You are at a dinner party with friends and your partner criticises you in front of everyone.
Sounds familiar?
I am sure you have experienced such a situation in your life or at least witnessed it.

It is one of these moments when a strong emotion surges in you, this kind of emotional reaction inside of you that is highly uncomfortable and you just want it to disappear.

Let’s explore the situation with an illustrative example.

Jacky criticises John at a dinner party in front of all their friends. John has this strong emotional reaction inside of him, but he just tries to stay calm and somehow divert the situation.

Back at home, John confronts Jacky and explains that this is inappropriate to do in front of everybody. Jacky explains that honesty is a desirable quality and that she even sees honesty as an act of love. Despite the explanation, they end up in a quarrel and John tries to convince Jacky that her behaviour is not ok and that she should change.

My question is though, is that really the most fruitful way to approach such a situation?
Even if Jacky takes it to heart and changes her behaviour, is John safe now? Will he never ever feel that emotional reaction inside of him for the rest of his life? Well, what about John’s boss or any other of the 8 billion people on earth… what if they criticise him in front of others?
Will John not experience exactly the same inner reaction?
Will John try to control and convince all of them to change?

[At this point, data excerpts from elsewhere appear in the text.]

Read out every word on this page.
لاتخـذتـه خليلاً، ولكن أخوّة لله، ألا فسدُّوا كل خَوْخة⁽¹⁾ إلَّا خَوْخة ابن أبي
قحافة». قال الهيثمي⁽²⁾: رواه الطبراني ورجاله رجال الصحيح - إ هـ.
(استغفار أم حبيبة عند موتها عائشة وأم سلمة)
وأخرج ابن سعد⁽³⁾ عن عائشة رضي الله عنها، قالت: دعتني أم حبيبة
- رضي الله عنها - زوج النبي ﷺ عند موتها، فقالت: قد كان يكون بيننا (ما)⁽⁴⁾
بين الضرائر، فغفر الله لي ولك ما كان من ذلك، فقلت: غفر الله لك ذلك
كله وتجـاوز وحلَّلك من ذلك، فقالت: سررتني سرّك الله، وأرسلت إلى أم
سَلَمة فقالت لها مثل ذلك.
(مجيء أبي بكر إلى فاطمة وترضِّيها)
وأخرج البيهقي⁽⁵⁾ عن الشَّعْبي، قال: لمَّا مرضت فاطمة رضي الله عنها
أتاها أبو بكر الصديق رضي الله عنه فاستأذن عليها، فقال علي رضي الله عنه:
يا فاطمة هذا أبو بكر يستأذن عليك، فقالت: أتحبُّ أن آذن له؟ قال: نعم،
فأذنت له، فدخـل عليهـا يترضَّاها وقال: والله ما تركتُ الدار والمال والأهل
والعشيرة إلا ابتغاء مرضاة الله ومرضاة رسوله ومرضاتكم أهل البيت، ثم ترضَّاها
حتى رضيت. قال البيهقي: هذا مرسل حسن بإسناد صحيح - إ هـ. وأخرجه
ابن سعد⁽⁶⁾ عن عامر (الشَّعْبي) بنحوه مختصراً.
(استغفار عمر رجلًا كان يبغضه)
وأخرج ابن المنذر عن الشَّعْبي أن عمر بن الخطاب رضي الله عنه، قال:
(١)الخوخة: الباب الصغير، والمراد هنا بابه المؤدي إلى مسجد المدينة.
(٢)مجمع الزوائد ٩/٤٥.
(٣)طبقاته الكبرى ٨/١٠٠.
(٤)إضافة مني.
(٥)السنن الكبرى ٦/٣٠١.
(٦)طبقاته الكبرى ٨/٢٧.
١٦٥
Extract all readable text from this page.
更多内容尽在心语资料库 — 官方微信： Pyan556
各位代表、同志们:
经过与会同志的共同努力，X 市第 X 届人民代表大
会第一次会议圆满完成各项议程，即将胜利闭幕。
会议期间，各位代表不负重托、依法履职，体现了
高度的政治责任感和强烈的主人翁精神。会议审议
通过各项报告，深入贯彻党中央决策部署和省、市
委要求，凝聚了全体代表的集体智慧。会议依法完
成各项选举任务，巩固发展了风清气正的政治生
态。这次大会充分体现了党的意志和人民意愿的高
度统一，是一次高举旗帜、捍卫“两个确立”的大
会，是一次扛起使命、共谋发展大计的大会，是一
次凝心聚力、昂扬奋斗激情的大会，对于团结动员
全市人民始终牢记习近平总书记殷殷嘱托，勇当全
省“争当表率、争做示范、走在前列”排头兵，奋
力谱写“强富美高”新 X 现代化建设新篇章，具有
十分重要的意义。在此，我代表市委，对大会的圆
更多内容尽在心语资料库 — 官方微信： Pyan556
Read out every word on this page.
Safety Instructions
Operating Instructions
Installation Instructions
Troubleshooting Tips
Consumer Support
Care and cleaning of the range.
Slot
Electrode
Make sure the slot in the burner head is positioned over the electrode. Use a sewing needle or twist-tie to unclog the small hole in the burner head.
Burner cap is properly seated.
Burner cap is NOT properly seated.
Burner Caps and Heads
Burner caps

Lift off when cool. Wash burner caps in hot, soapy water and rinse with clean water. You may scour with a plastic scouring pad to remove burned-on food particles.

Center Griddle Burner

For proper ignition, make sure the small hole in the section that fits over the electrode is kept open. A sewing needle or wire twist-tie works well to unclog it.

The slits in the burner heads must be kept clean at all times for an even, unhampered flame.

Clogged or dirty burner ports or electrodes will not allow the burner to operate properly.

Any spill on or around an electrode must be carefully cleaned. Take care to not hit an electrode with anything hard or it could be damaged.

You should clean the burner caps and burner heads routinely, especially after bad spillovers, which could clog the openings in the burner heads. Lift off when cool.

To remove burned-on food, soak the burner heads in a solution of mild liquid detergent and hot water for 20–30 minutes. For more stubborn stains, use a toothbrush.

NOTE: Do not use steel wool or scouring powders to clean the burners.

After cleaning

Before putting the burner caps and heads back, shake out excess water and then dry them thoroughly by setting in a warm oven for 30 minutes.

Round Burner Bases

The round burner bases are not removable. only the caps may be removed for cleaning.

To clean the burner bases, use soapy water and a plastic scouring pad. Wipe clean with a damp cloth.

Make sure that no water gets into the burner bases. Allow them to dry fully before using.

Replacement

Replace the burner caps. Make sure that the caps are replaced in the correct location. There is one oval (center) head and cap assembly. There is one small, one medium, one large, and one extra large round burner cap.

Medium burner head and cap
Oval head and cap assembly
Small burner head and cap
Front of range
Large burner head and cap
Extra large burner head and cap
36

This approach will not resolve the trigger, even if Jacky never behaves in the same way again. It didn’t resolve the trigger, John merely reduced the risk of being triggered.

When such an emotional reaction arises, there is always a trigger behind. So how can John resolve the trigger? Preceding these kinds of inner emotional reactions is a belief in our mind, mostly subconscious. By exploring what belief makes John feel so bad about the situation, he will be able to bring this belief into his conscious awareness. Only then, will he be able to resolve it.

As a young boy, John’s teacher often criticised him in front of his school mates. Through this experience, he adopted the belief that he can never make anything right and that he is a failure.
When he faced this situation with Jacky in his adult life, it triggered him because it reminded him subconsciously to the situation he faced as a child and reminded him that he is a failure.

Thus, the only sustainable solution for John is to overcome the trigger and that is to shatter the limiting belief that he is a failure.
How can he do this?
John needs to see the unreality behind that belief and then consciously decide to let it go.

This limiting belief is keeping John in his mental box and he tried to make Jacky conform with his own mental box instead of stepping out of his box and expanding his awareness and overcome this limiting belief.

Have you also experienced these strong inner reactions in your life?⁠ ⁠

Don’t accept them as normal and inevitable as most people do.
We all have the potential to overcome them if we are willing to do so.

You are so much more than any kind of mental box, belief or emotional reaction.

Personal development is all about challenging our own mental boxes.
Fabienne Locher

I myself changed my approach because I used to be like John and it was a constant struggle.
From my own experience, working with my personal mental boxes is so much more sustainable and liberating.

Every time someone triggers me, I see it as a gift.⁠ It gives me the opportunity to see something in my own psychology that I haven’t seen before, the opportunity to open my mental box and expand my understanding and awareness.⁠ ⁠

Let’s enjoy conscious growth together!